The Nigerian National Petroleum Corporation (NNPC) has announced an increased trading surplus of ₦5.20 billion for August, 2019, reflecting an increase of 22 per cent when compared with the ₦4.26 billion-surplus posted in July 2019.
According to the state run national oil company in its Monthly Financial and Operations Report (MFOR) for August 2019 released on Sunday, the figure represents a 22 per cent increase largely due to improved surplus posted by the Nigerian Petroleum Development Company (NPDC).
It explained that the percentage increase in performance of the company evened out with the decline in the performance of Nigeria Gas Company (NGC) vis-à-vis July, 2019 figures, even as it added that the increased surplus posted by Duke Oil and the reduced deficit by the Nigerian Pipelines and Storage Company (NPSC) equally bolstered the figures for the month, according to the report.
A summary of NNPC’s Group Operating Revenue and Expenditure for the month under review showed a 7.58 per cent increase at ₦540.60 billion, reflecting an increase of ₦38.10 billion compared with the previous month’s performance.
It further stated that the expenditure for the month followed a similar trend with increase of 7.46 per cent or ₦37.16 billion, to reach ₦535.40 billion during the year under review, declaring that the proportion of expenditure to revenue is almost at par for the current month as well as in July 2019.
In the Downstream Sector of the corporation’s operations, the 49th edition of the NNPC MFOR stated that ₦233.42billion was made on the sale of white products by the Petroleum Products Marketing Company (PPMC), the downstream subsidiary of the National Oil Company, in August 2019, compared to ₦214.70 billion sales in July, 2019.

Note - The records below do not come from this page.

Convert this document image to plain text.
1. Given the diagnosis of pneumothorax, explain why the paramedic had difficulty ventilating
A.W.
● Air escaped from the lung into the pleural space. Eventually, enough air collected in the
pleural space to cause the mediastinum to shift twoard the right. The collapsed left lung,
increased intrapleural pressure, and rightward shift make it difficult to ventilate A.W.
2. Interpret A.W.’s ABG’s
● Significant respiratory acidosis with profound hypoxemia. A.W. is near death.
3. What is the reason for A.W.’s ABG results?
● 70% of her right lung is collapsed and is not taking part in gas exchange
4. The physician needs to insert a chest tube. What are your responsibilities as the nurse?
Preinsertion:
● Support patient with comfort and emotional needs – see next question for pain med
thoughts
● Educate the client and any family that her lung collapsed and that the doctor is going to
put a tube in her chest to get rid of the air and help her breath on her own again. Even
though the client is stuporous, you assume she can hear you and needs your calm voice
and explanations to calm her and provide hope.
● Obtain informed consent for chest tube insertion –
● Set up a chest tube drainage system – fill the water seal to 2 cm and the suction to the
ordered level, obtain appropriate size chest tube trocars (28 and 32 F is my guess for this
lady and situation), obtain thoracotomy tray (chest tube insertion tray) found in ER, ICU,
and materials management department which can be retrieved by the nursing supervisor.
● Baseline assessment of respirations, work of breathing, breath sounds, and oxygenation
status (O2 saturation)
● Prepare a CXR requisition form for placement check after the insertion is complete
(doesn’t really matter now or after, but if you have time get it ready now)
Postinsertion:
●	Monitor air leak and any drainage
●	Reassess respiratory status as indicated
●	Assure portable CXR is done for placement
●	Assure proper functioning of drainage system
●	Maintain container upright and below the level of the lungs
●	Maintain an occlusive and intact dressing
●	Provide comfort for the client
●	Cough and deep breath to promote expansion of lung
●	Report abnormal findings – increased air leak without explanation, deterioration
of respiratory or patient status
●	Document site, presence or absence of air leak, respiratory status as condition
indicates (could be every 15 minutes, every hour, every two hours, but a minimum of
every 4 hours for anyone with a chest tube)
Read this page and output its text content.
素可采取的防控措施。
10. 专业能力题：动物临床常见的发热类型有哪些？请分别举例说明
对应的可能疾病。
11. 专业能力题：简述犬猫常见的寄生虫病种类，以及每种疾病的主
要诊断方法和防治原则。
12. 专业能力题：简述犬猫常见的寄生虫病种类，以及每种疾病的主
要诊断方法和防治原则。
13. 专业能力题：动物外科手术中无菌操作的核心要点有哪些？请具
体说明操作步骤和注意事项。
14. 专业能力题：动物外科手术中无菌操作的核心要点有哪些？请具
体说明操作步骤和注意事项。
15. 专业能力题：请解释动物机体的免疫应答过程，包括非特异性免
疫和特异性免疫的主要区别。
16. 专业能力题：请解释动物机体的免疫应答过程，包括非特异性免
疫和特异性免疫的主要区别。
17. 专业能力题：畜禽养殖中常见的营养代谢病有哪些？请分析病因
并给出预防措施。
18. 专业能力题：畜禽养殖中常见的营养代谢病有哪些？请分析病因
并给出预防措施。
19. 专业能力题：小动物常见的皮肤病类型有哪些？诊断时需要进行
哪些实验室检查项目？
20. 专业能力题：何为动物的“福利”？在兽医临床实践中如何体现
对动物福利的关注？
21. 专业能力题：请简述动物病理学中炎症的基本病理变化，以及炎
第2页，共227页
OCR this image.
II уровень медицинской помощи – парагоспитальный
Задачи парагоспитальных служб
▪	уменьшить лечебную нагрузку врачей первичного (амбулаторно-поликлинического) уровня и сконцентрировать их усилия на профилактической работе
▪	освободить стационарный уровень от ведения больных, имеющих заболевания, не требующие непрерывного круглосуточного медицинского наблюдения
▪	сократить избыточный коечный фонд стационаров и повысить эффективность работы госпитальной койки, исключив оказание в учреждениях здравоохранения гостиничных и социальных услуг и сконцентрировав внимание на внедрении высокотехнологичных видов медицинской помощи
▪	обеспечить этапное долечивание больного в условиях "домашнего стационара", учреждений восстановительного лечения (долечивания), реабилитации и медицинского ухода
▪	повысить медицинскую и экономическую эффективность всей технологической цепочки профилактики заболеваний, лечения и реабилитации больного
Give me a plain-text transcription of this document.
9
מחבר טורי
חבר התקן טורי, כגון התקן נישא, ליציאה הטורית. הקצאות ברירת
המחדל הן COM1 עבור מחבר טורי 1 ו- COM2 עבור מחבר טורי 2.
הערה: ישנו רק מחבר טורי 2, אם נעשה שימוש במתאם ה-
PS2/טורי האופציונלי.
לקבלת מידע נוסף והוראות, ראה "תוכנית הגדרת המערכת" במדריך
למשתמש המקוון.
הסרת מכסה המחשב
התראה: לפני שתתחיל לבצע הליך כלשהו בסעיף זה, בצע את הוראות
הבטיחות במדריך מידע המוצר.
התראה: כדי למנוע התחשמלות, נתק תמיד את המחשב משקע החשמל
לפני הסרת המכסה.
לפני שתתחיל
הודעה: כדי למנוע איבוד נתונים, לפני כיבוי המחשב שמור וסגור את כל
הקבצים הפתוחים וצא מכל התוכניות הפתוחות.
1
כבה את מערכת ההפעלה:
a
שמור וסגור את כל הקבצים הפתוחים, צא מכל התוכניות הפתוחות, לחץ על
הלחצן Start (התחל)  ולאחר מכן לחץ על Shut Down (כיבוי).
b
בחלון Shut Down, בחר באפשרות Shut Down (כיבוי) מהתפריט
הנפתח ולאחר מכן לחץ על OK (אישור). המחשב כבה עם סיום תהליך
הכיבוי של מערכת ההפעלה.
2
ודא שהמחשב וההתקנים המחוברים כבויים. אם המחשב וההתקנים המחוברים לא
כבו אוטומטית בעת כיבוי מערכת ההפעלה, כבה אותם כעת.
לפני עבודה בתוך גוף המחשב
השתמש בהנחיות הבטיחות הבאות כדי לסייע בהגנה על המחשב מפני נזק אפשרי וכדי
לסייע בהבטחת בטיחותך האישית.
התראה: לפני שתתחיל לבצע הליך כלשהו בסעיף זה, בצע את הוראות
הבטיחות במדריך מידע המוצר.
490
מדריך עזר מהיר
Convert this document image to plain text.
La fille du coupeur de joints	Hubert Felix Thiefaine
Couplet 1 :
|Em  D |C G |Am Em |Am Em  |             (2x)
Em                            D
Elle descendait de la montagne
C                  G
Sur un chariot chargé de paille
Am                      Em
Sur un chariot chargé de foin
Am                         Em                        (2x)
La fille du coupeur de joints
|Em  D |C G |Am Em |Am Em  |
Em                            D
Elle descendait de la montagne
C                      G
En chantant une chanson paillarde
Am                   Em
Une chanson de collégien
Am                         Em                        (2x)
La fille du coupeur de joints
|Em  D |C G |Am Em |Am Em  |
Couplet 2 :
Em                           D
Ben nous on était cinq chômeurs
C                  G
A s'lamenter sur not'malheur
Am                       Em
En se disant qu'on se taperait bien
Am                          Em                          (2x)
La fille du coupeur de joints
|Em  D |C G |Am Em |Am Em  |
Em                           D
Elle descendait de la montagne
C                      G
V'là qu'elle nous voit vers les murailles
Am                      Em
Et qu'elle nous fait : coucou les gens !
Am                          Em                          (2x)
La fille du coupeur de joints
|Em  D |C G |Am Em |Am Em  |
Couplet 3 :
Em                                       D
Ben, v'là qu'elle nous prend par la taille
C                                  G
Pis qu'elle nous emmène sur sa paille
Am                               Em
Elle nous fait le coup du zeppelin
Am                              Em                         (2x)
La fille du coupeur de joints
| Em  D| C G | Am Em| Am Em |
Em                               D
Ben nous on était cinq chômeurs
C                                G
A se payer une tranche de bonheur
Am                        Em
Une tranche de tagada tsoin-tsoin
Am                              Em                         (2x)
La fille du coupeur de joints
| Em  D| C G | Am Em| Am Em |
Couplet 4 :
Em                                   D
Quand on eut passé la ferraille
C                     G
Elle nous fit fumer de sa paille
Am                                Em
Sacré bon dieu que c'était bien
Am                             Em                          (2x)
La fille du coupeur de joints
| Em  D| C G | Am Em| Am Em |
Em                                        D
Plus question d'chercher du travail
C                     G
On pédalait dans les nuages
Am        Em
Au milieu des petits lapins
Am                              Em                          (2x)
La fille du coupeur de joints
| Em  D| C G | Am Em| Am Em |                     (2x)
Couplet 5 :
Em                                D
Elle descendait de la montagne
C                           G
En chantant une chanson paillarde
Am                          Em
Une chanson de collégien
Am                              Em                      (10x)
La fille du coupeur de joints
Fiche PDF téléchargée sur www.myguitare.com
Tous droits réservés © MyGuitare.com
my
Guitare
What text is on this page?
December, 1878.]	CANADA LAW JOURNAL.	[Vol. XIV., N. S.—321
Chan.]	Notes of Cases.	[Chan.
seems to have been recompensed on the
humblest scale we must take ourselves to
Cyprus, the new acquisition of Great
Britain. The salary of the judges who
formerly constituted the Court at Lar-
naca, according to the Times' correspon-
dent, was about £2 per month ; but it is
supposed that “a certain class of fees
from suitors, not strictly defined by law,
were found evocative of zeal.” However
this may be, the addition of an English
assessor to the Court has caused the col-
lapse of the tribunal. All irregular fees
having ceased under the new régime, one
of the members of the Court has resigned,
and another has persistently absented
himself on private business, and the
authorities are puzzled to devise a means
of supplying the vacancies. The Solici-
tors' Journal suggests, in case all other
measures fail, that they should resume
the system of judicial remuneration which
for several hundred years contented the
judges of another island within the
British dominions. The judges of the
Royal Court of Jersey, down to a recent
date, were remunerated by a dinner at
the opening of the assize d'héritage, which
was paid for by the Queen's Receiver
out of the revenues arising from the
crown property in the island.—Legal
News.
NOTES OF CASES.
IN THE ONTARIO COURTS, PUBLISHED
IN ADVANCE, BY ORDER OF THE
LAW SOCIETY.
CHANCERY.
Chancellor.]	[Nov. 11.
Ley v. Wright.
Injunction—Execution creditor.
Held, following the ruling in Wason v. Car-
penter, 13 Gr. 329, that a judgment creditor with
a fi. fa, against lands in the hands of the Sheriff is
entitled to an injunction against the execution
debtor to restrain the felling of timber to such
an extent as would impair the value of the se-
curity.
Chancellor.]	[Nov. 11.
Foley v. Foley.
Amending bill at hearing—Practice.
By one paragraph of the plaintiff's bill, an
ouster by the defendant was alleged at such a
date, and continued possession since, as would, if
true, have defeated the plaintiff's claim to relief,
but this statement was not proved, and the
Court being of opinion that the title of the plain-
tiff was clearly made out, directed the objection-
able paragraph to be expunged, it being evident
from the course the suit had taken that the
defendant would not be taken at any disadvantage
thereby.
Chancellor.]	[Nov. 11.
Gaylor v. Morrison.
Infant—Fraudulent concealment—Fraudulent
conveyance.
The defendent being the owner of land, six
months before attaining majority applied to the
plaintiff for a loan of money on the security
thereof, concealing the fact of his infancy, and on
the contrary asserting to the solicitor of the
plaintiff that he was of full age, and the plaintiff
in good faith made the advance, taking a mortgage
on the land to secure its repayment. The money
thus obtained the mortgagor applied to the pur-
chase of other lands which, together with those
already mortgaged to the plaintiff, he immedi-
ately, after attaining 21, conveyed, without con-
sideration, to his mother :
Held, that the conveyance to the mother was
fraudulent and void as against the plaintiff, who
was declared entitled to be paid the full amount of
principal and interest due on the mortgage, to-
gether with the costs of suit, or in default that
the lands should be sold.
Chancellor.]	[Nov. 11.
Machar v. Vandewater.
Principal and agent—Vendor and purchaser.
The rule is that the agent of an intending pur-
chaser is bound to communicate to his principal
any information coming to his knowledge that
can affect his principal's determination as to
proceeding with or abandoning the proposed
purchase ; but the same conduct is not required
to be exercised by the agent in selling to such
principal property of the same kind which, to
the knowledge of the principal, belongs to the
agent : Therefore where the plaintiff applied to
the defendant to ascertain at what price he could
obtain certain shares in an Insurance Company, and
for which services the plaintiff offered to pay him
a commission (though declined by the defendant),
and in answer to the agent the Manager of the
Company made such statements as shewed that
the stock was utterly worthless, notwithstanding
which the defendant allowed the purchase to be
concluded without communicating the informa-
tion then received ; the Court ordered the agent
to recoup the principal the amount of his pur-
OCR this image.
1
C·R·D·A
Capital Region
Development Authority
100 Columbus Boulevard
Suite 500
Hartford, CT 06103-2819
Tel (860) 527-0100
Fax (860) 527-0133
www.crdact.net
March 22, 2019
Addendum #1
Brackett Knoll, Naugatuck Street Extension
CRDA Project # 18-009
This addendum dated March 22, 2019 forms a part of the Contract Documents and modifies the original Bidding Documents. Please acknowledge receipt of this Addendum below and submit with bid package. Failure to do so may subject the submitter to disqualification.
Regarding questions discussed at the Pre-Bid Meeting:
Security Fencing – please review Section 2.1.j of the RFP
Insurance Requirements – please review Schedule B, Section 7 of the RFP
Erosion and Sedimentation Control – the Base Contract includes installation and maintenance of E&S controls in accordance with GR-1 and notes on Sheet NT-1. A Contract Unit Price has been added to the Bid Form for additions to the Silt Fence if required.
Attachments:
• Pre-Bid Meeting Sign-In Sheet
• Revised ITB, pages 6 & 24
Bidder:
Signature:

“Total revenues generated from the sales of white products for the period August 2018 to August 2019 stood at ₦2,687.29billion, with PMS contributing about 95.19 per cent of the total sales valued at ₦2,558.13billion,” the report said.
NNPC MFOR stated that 1.917 billion litres of white products were sold and distributed by PPMC in the month under review, compared with 1.744 billion litres in July 2019.
“This comprised 1.92billion litres of PMS and 0.00030 billion litres of Automotive Gas Oil, otherwise called diesel. Total sale of white products for the period: August 2018 to August 2019 stood at 21.49 billion litres, with PMS accounting for 20.82 billion litres or 96.9 per cent,” NNPC said.
The report stated that out of the “1,174.97 million Standard Cubic Feet of (mmscfd) of gas supplied to the domestic market in August 2019, about 666.15mmscfd of gas representing 56.69 per cent was supplied to Gas-Fired power plants while the balance of 508.82mmscfd or 43.31 per cent was supplied to other industries.”
Similarly, between August 2018 and August 2019, an average of 1,211.08mmscfd of gas was supplied to the domestic market, comprising an average of 723.77mmscfd or 59.76 per cent as gas supply to power and 482.32mmscfd or 40.24 per cent as gas supply to industries.